2 December 2025
Flag of Poland (photo credit: David_Peterson via pixabay)
On November 25, 2025, the Polish Constitutional Tribunal issued a judgment (P 7/23) in which it answered the following legal question:
whether Article 48 § 1 point 1 of the Act of 17 November 1964 – Code of Civil Procedure (Official Journal of 2021, item 1805, as amended) “understood as meaning that the circumstance of a judge’s appointment by the President of the Republic of Poland, upon a motion of the National Council of the Judiciary, to hold office constitutes a ground for the judge’s disqualification by operation of law,” is consistent with Article 179 in conjunction with Article 144(3)(17) and Article 190(1) of the Constitution.
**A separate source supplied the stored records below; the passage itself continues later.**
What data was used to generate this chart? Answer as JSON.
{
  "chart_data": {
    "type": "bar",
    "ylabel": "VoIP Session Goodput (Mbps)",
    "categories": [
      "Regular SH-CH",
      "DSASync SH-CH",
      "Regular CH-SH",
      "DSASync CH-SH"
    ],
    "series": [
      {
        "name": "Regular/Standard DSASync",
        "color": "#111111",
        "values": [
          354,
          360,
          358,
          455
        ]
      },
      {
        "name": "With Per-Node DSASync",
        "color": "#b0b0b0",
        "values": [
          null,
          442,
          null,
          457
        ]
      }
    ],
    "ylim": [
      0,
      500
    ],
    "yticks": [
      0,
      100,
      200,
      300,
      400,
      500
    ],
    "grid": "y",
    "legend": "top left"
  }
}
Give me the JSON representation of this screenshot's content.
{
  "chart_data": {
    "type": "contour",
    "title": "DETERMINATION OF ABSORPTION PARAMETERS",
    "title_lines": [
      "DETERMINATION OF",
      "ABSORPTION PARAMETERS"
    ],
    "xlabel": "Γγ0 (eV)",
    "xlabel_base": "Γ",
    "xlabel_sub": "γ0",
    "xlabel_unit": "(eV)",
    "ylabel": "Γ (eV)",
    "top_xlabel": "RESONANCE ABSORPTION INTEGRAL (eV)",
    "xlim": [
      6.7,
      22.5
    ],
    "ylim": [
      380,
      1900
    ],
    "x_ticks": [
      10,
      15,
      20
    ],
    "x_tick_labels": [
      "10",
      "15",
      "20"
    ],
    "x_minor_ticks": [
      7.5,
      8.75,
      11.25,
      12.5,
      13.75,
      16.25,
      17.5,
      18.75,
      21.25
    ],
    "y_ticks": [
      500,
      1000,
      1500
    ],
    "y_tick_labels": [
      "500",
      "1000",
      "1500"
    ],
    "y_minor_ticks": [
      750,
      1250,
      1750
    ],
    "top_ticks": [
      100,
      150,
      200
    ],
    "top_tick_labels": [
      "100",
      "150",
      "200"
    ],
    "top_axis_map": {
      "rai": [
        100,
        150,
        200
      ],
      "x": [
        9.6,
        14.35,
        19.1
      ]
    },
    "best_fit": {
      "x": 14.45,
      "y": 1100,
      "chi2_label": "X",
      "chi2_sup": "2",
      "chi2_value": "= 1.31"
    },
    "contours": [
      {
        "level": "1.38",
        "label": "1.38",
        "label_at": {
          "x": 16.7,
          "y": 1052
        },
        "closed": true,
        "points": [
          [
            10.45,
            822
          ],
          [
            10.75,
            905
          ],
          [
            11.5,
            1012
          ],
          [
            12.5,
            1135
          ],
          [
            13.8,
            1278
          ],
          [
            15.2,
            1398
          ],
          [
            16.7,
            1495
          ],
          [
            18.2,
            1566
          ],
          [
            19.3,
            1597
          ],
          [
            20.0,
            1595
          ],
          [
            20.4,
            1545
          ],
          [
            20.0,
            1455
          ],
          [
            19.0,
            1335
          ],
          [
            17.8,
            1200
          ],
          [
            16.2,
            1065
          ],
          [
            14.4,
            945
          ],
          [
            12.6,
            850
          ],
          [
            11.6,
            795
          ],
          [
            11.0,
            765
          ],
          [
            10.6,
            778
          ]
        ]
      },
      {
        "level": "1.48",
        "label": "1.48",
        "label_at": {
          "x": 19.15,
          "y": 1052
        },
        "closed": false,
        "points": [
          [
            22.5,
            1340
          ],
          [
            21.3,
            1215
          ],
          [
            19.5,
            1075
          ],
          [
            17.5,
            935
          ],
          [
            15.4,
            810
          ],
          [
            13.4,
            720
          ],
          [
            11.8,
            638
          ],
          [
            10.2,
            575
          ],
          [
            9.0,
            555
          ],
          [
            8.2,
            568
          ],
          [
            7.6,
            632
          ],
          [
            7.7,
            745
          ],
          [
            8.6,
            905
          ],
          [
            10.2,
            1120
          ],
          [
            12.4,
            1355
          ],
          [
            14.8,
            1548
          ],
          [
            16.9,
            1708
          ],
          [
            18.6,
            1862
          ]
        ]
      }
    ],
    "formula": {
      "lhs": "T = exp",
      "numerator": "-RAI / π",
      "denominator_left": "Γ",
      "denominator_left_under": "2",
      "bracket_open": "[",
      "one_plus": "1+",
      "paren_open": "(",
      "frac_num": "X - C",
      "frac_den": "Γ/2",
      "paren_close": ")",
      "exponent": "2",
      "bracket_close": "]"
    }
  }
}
In essence, the question concerned whether a court may rely on the provisions of the Code of Civil Procedure concerning the disqualification of a judge by operation of law to disqualify a judge solely and exclusively on the ground that the judge was appointed by the President of the Republic of Poland on the basis of a motion by the National Council of the Judiciary (KRS), elected under the rules in force since 2018 (that is, one whose members chosen from among judges, as referred to in Article 187(1)(2) of the Constitution, were elected by the Sejm).
Let us recall here that the change in the method of electing KRS members was one of the main fault lines in the conflict between the then-opposition, which now governs as part of a broad left-liberal coalition led by Prime Minister Donald Tusk, and the then-parliamentary majority led by Law and Justice (PiS).